I’ve found that the empathy framework is not the most useful construct when it comes to the intersection of child maltreatment, domestic violence and child welfare decision making. The most useful framework is how a comprehensive assessment of survivor’s strengths is essential to good child welfare decision making. It is an assessment of a survivor’s strengths based on the full spectrum of a survivor’s efforts to promote the safety and well-being of her children (the 3rd critical component in the Safe and Together model) that creates a foundation that leads to positive outcomes.   Social workers who can see a survivor’s efforts to buffer the children from the worst emotional impact of the violence, redirect a batterer away from children, placate a batterer, keep the children’s routine as normal as possible or calm him down all as part of her active efforts to protect the children are more likely to be successful in keeping children safe and in their own home than social workers who limit their assessment of protective capacity to “Did she call the police? Will she get a protection order? Is she going to end the relationship/leave?”

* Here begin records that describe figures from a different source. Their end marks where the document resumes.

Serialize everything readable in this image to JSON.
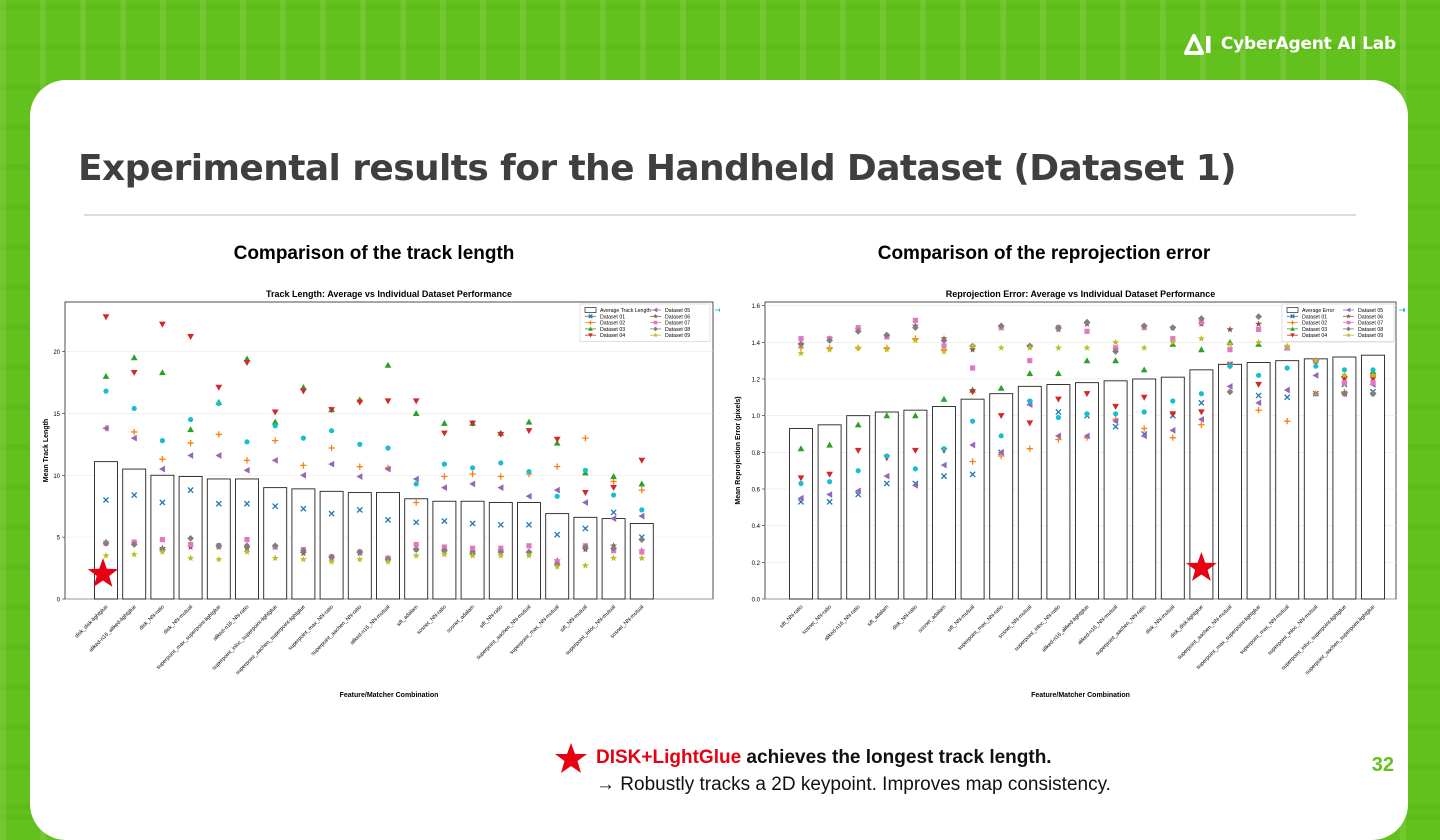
{
  "brand": {
    "name": "CyberAgent AI Lab"
  },
  "slide": {
    "title": "Experimental results for the Handheld Dataset (Dataset 1)",
    "page_number": "32",
    "left_heading": "Comparison of the track length",
    "right_heading": "Comparison of the reprojection error",
    "note_highlight": "DISK+LightGlue",
    "note_rest": " achieves the longest track length.",
    "note_line2": "→ Robustly tracks a 2D keypoint. Improves map consistency.",
    "star_glyph": "★"
  },
  "colors": {
    "accent": "#62c11c",
    "star": "#e60012",
    "title": "#3f3f3f"
  },
  "chart_data": [
    {
      "type": "bar",
      "title": "Track Length: Average vs Individual Dataset Performance",
      "xlabel": "Feature/Matcher Combination",
      "ylabel": "Mean Track Length",
      "ylim": [
        0,
        24
      ],
      "yticks": [
        0,
        5,
        10,
        15,
        20
      ],
      "grid": true,
      "legend_position": "top-right",
      "bar_series_name": "Average Track Length",
      "categories": [
        "disk_disk-lightglue",
        "aliked-n16_aliked-lightglue",
        "disk_NN-ratio",
        "disk_NN-mutual",
        "superpoint_max_superpoint-lightglue",
        "aliked-n16_NN-ratio",
        "superpoint_inloc_superpoint-lightglue",
        "superpoint_aachen_superpoint-lightglue",
        "superpoint_max_NN-ratio",
        "superpoint_aachen_NN-ratio",
        "aliked-n16_NN-mutual",
        "sift_adalam",
        "sosnet_NN-ratio",
        "sosnet_adalam",
        "sift_NN-ratio",
        "superpoint_aachen_NN-mutual",
        "superpoint_max_NN-mutual",
        "sift_NN-mutual",
        "superpoint_inloc_NN-mutual",
        "sosnet_NN-mutual"
      ],
      "values": [
        11.1,
        10.5,
        10.0,
        9.9,
        9.7,
        9.7,
        9.0,
        8.9,
        8.7,
        8.6,
        8.6,
        8.1,
        7.9,
        7.9,
        7.8,
        7.8,
        6.9,
        6.6,
        6.5,
        6.1
      ],
      "series": [
        {
          "name": "Dataset 01",
          "marker": "x",
          "color": "#1f77b4",
          "values": [
            8.0,
            8.4,
            7.8,
            8.8,
            7.7,
            7.7,
            7.5,
            7.3,
            6.9,
            7.2,
            6.4,
            6.2,
            6.3,
            6.1,
            6.0,
            6.0,
            5.2,
            5.7,
            7.0,
            5.0
          ]
        },
        {
          "name": "Dataset 02",
          "marker": "+",
          "color": "#ff7f0e",
          "values": [
            13.8,
            13.5,
            11.3,
            12.6,
            13.3,
            11.2,
            12.8,
            10.8,
            12.2,
            10.7,
            10.6,
            7.8,
            9.9,
            10.1,
            9.9,
            10.1,
            10.7,
            13.0,
            9.5,
            8.8
          ]
        },
        {
          "name": "Dataset 03",
          "marker": "^",
          "color": "#2ca02c",
          "values": [
            18.0,
            19.5,
            18.3,
            13.7,
            15.9,
            19.4,
            14.3,
            17.1,
            15.3,
            16.1,
            18.9,
            15.0,
            14.2,
            14.2,
            13.4,
            14.3,
            12.6,
            10.2,
            9.9,
            9.3
          ]
        },
        {
          "name": "Dataset 04",
          "marker": "v",
          "color": "#d62728",
          "values": [
            22.8,
            18.3,
            22.2,
            21.2,
            17.1,
            19.1,
            15.1,
            16.8,
            15.3,
            15.9,
            16.0,
            16.0,
            13.4,
            14.2,
            13.3,
            13.6,
            12.9,
            8.6,
            9.0,
            11.2
          ]
        },
        {
          "name": "Dataset 05",
          "marker": "<",
          "color": "#9467bd",
          "values": [
            13.8,
            13.0,
            10.5,
            11.6,
            11.6,
            10.4,
            11.2,
            10.0,
            10.9,
            9.9,
            10.5,
            9.7,
            9.0,
            9.3,
            9.0,
            8.3,
            8.8,
            7.8,
            6.5,
            6.7
          ]
        },
        {
          "name": "Dataset 06",
          "marker": "*",
          "color": "#8c564b",
          "values": [
            4.6,
            4.5,
            4.1,
            4.2,
            4.2,
            4.1,
            4.2,
            3.7,
            3.3,
            3.7,
            3.3,
            4.0,
            3.9,
            3.8,
            3.9,
            3.7,
            3.1,
            4.0,
            4.3,
            3.9
          ]
        },
        {
          "name": "Dataset 07",
          "marker": "s",
          "color": "#e377c2",
          "values": [
            4.5,
            4.6,
            4.8,
            4.4,
            4.3,
            4.8,
            4.2,
            4.0,
            3.4,
            3.8,
            3.3,
            4.4,
            4.2,
            4.1,
            4.1,
            4.3,
            3.0,
            4.3,
            3.9,
            3.8
          ]
        },
        {
          "name": "Dataset 08",
          "marker": "D",
          "color": "#7f7f7f",
          "values": [
            4.5,
            4.4,
            4.0,
            4.9,
            4.3,
            4.3,
            4.3,
            3.9,
            3.4,
            3.8,
            3.2,
            4.0,
            3.9,
            3.7,
            3.8,
            3.8,
            2.8,
            4.2,
            4.1,
            4.8
          ]
        },
        {
          "name": "Dataset 09",
          "marker": "*",
          "color": "#bcbd22",
          "values": [
            3.5,
            3.6,
            3.8,
            3.3,
            3.2,
            3.8,
            3.3,
            3.2,
            3.0,
            3.2,
            3.0,
            3.5,
            3.6,
            3.5,
            3.5,
            3.5,
            2.6,
            2.7,
            3.3,
            3.3
          ]
        },
        {
          "name": "Dataset 10",
          "marker": "o",
          "color": "#17becf",
          "values": [
            16.8,
            15.4,
            12.8,
            14.5,
            15.8,
            12.7,
            14.0,
            13.0,
            13.6,
            12.5,
            12.2,
            9.3,
            10.9,
            10.6,
            11.0,
            10.3,
            8.3,
            10.4,
            8.4,
            7.2
          ]
        }
      ]
    },
    {
      "type": "bar",
      "title": "Reprojection Error: Average vs Individual Dataset Performance",
      "xlabel": "Feature/Matcher Combination",
      "ylabel": "Mean Reprojection Error (pixels)",
      "ylim": [
        0,
        1.62
      ],
      "yticks": [
        0.0,
        0.2,
        0.4,
        0.6,
        0.8,
        1.0,
        1.2,
        1.4,
        1.6
      ],
      "grid": true,
      "legend_position": "top-right",
      "bar_series_name": "Average Error",
      "categories": [
        "sift_NN-ratio",
        "sosnet_NN-ratio",
        "aliked-n16_NN-ratio",
        "sift_adalam",
        "disk_NN-ratio",
        "sosnet_adalam",
        "sift_NN-mutual",
        "superpoint_max_NN-ratio",
        "sosnet_NN-mutual",
        "superpoint_inloc_NN-ratio",
        "aliked-n16_aliked-lightglue",
        "aliked-n16_NN-mutual",
        "superpoint_aachen_NN-ratio",
        "disk_NN-mutual",
        "disk_disk-lightglue",
        "superpoint_aachen_NN-mutual",
        "superpoint_max_superpoint-lightglue",
        "superpoint_max_NN-mutual",
        "superpoint_inloc_NN-mutual",
        "superpoint_inloc_superpoint-lightglue",
        "superpoint_aachen_superpoint-lightglue"
      ],
      "values": [
        0.93,
        0.95,
        1.0,
        1.02,
        1.03,
        1.05,
        1.09,
        1.12,
        1.16,
        1.17,
        1.18,
        1.19,
        1.2,
        1.21,
        1.25,
        1.28,
        1.29,
        1.3,
        1.31,
        1.32,
        1.33
      ],
      "series": [
        {
          "name": "Dataset 01",
          "marker": "x",
          "color": "#1f77b4",
          "values": [
            0.53,
            0.53,
            0.57,
            0.63,
            0.63,
            0.67,
            0.68,
            0.8,
            1.07,
            1.02,
            1.0,
            0.94,
            0.9,
            1.0,
            1.07,
            1.28,
            1.11,
            1.1,
            1.12,
            1.17,
            1.13
          ]
        },
        {
          "name": "Dataset 02",
          "marker": "+",
          "color": "#ff7f0e",
          "values": [
            1.37,
            1.37,
            1.37,
            1.37,
            1.42,
            1.36,
            0.75,
            0.78,
            0.82,
            0.87,
            0.88,
            0.98,
            0.93,
            0.88,
            0.95,
            1.28,
            1.03,
            0.97,
            1.12,
            1.13,
            1.22
          ]
        },
        {
          "name": "Dataset 03",
          "marker": "^",
          "color": "#2ca02c",
          "values": [
            0.82,
            0.84,
            0.95,
            1.0,
            1.0,
            1.09,
            1.14,
            1.15,
            1.23,
            1.23,
            1.3,
            1.3,
            1.25,
            1.39,
            1.36,
            1.4,
            1.39,
            1.37,
            1.3,
            1.22,
            1.24
          ]
        },
        {
          "name": "Dataset 04",
          "marker": "v",
          "color": "#d62728",
          "values": [
            0.66,
            0.68,
            0.81,
            0.77,
            0.81,
            0.81,
            1.13,
            1.0,
            0.96,
            1.09,
            1.12,
            1.05,
            1.1,
            1.01,
            1.02,
            1.27,
            1.17,
            1.54,
            1.29,
            1.2,
            1.2
          ]
        },
        {
          "name": "Dataset 05",
          "marker": "<",
          "color": "#9467bd",
          "values": [
            0.55,
            0.57,
            0.59,
            0.67,
            0.62,
            0.73,
            0.84,
            0.8,
            1.06,
            0.89,
            0.89,
            0.97,
            0.89,
            0.92,
            0.98,
            1.16,
            1.07,
            1.14,
            1.22,
            1.12,
            1.17
          ]
        },
        {
          "name": "Dataset 06",
          "marker": "*",
          "color": "#8c564b",
          "values": [
            1.39,
            1.42,
            1.47,
            1.43,
            1.49,
            1.42,
            1.36,
            1.48,
            1.38,
            1.47,
            1.5,
            1.36,
            1.49,
            1.48,
            1.5,
            1.47,
            1.5,
            1.45,
            1.3,
            1.12,
            1.12
          ]
        },
        {
          "name": "Dataset 07",
          "marker": "s",
          "color": "#e377c2",
          "values": [
            1.42,
            1.42,
            1.48,
            1.43,
            1.52,
            1.38,
            1.26,
            1.48,
            1.3,
            1.48,
            1.46,
            1.37,
            1.48,
            1.42,
            1.51,
            1.36,
            1.47,
            1.37,
            1.3,
            1.18,
            1.18
          ]
        },
        {
          "name": "Dataset 08",
          "marker": "D",
          "color": "#7f7f7f",
          "values": [
            1.39,
            1.41,
            1.46,
            1.44,
            1.48,
            1.41,
            1.38,
            1.49,
            1.38,
            1.48,
            1.51,
            1.35,
            1.49,
            1.48,
            1.53,
            1.13,
            1.54,
            1.46,
            1.3,
            1.12,
            1.12
          ]
        },
        {
          "name": "Dataset 09",
          "marker": "*",
          "color": "#bcbd22",
          "values": [
            1.34,
            1.36,
            1.37,
            1.36,
            1.41,
            1.35,
            1.38,
            1.37,
            1.37,
            1.37,
            1.37,
            1.4,
            1.37,
            1.4,
            1.42,
            1.39,
            1.4,
            1.38,
            1.3,
            1.22,
            1.22
          ]
        },
        {
          "name": "Dataset 10",
          "marker": "o",
          "color": "#17becf",
          "values": [
            0.63,
            0.64,
            0.7,
            0.78,
            0.71,
            0.82,
            0.97,
            0.89,
            1.08,
            0.99,
            1.01,
            1.01,
            1.02,
            1.08,
            1.12,
            1.27,
            1.22,
            1.26,
            1.27,
            1.25,
            1.25
          ]
        }
      ]
    }
  ]
}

Why?  A social worker who has a more comprehensive view (the third critical component in the Safe and Together model) can:

  • Validate the survivor’s strengths.Validating her efforts can provide tremendous relief from the guilt, shame and blame she’s likely to be feeling.   This identifies the social worker as someone who understands the survivor’s efforts, won’t blame her for the batterer’s behaviors, and doesn’t believe she is a bad mother.
  • Gather more comprehensive information about child safety.  Validating survivor’s strengths is more likely to lead to disclosures and collaboration.
  • More efficiently develop more effective safety plans based on better information and an understanding of what a survivor has already tried.
  • Maintain more children in their homes based on more comprehensive assessment of protective factors.

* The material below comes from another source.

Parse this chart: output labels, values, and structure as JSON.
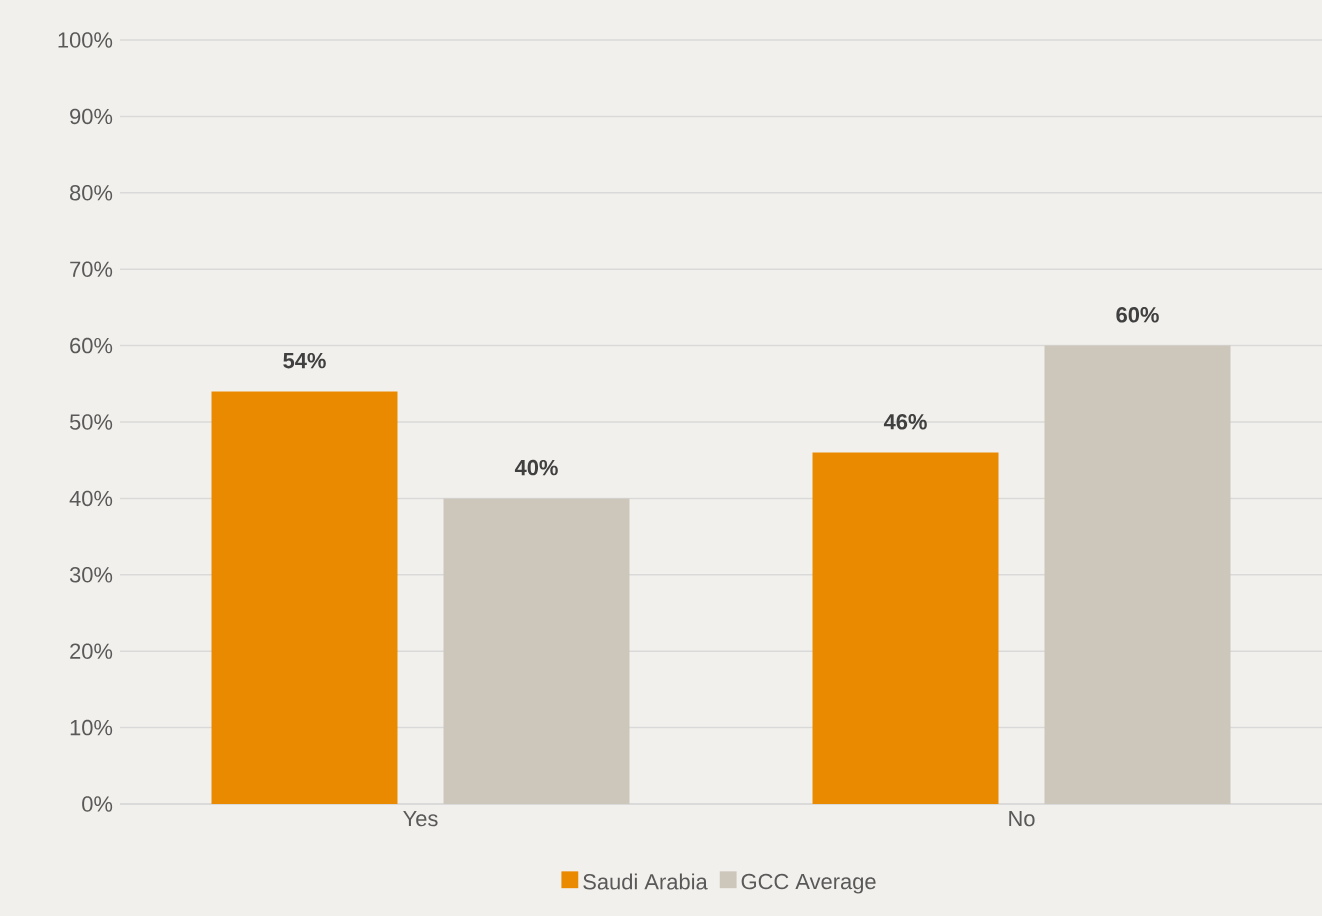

One of the core principles in the Safe and Together model is that partnering with domestic violence survivors is the main way to keep children safe.   And this partnership starts with a social worker’s attitudes.  I tell social workers to always assume the survivor has been safety planning for themselves and their children before we show up to investigate.  This attitude helps them identify the ways she is actively engaged in trying to protect her children which is the foundation of that collaborative partnership.  Where social workers often trip themselves is when they start believing that seeing her strengths is the same as 1) saying that the batterer isn’t harming the children and 2) saying that we don’t have to communicate to the survivor our concerns about the children, work collaboratively with her to increase the safety of the children and in some extreme cases remove children.   And it is the erroneous belief that their choice is between victim empathy or child safety that leads to this lapse in thinking.

When it comes to child welfare agencies, victims don’t first and foremost need our empathy.  They need our educated assessment of their strengths, grounded in a recognition that actively working to keep children safe looks different in different households and communities.  Using a framework based on a comprehensive assessment of strengths versus greater empathy allows child welfare to remain compassionate even when the batterer’s behavior requires extreme emergeny actions.  For instance, even when the survivor has done as much as is possible for her to protect her children, the children may be at such risk for physical harm that a child welfare worker will need to say—”I see how hard you’ve worked to protect your children, and we’ve tried everything we can to intervene with him and we remain very concerned that your partner will hurt them.”  Skillful assessment of strengths leads to empathy for the victim and good decision-making related to child safety. The two are not in opposition.  In reality they flow from the same source.